Traces of Water
I have been considering ways to make visual works that hold traces of sound and vibration in a different way. During a residency with Yatoo International Project in rural South Korea in 2016 I had the chance to experiment with some ideas.
A number of works and experiences have led me to this approach. I feel I have been inspired by the ‘sound on paper’ works of Milan Grygar’s since being introduced to his work by Veronika Resslová in Prague, Czech Republic, in 2015. I saw the works as very gestural marks and the remaining traces of sonic activity. They also hold such a large amount of energy and movement.
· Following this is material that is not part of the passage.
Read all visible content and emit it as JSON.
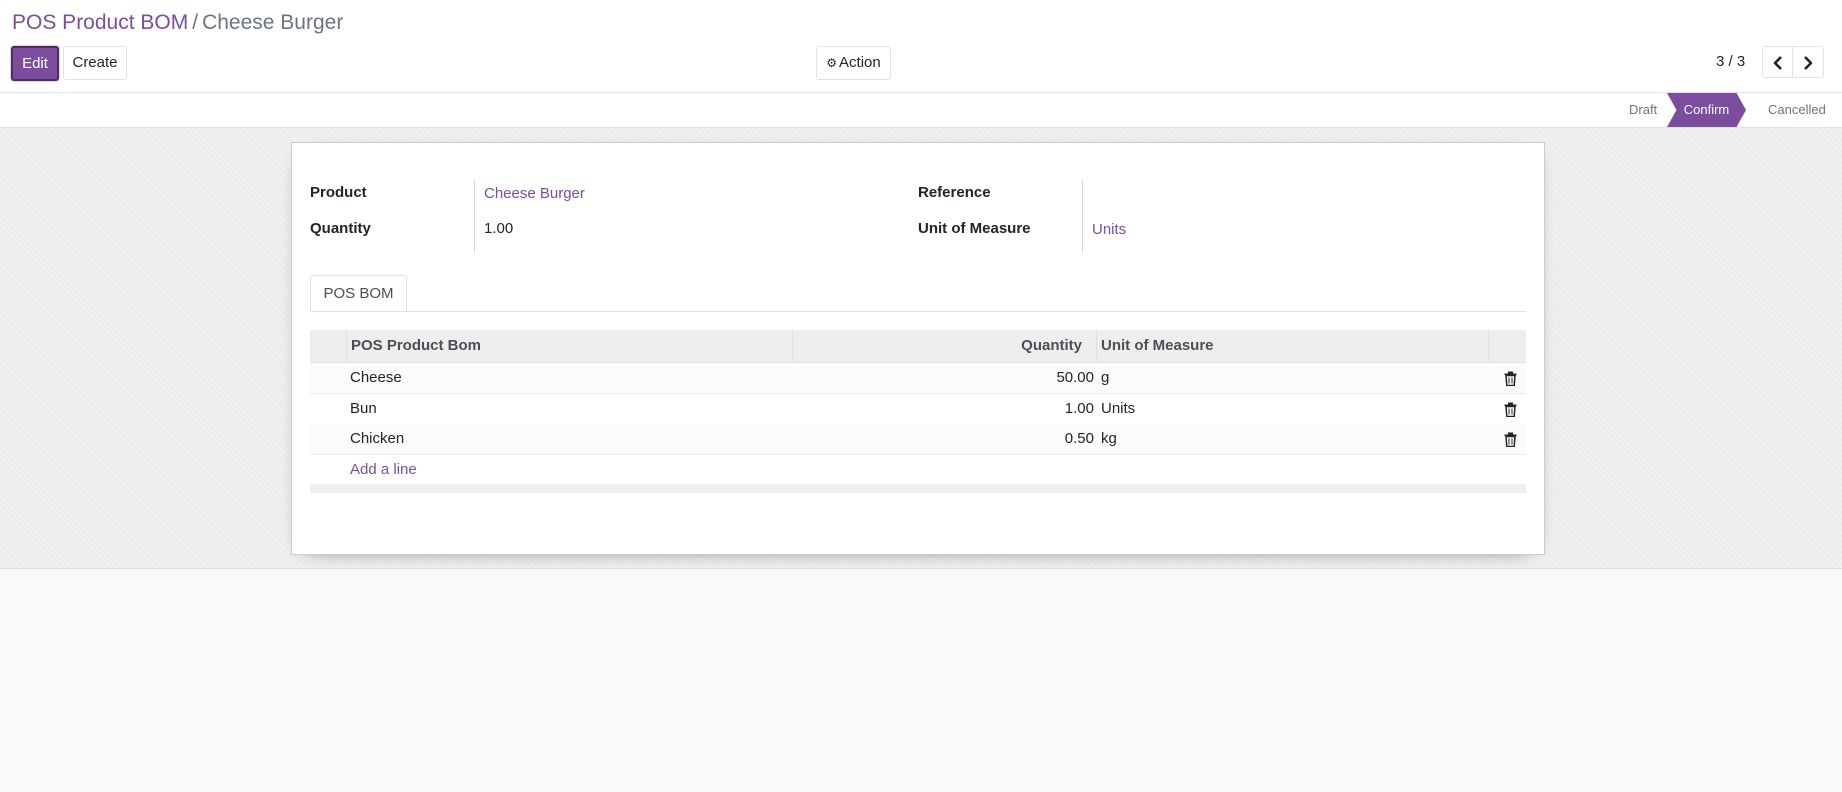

In addition, this year I have been working on a project at Dawes Twineworks in West Coker, UK, a Victorian twine production site undergoing renovation (with OSR Projects). My focus has centred on the witness marks left by the effects of attrition caused by the twine constantly moving across various tools and parts of machinery. Recording twine moving through these grooves and furrows I have, in a way, recreated the action that created them and traced the path the twine (and the workers) would take along the length of the site.
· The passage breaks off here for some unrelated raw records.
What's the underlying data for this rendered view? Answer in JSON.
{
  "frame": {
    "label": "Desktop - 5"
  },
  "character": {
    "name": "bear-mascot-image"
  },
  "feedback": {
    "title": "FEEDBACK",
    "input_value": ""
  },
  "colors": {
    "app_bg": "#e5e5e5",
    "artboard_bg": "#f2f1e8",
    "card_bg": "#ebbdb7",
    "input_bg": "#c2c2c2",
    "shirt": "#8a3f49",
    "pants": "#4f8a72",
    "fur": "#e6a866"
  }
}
Earlier this year, a development of my own project ‘Active Crossover: Mooste’ has been to compose and install a sound work in Mooste, Estonia, in collaboration with John Grzinich (with MoKS and Totaldobze). Our piece ‘Efflorescence’ is a response to a call to create works in a seed sorting and processing factory in the village, and uses recordings from various performative actions carried out by the group of artists involved in ‘Active Crossover’ through April and May 2015. The piece not only references the everyday use of the factory, combined with a re-contextualisation through artistic performance and gesture, but also creates new lines of movement in sound around the machinery of the factory.
These would be considered threads, according to Tim Ingold, a prolific and insightful anthropologist whose work John introduced me to last year. One book in particular struck me as relevant to my current thinking which is entitled ‘Lines: A Brief History’. In it Ingold investigates the anthropology of lines, of our reliance on and use of them. In brief and very simply put, he gives two categorisations of lines – threads (lines in space) and traces (lines on surfaces).
A sound could be considered a line in space (and time) that rarely, if ever leaves a mark, but often the action that caused the sound can leave a trace. I wish to create a further stage where the sound that results from one action leaves a physical trace.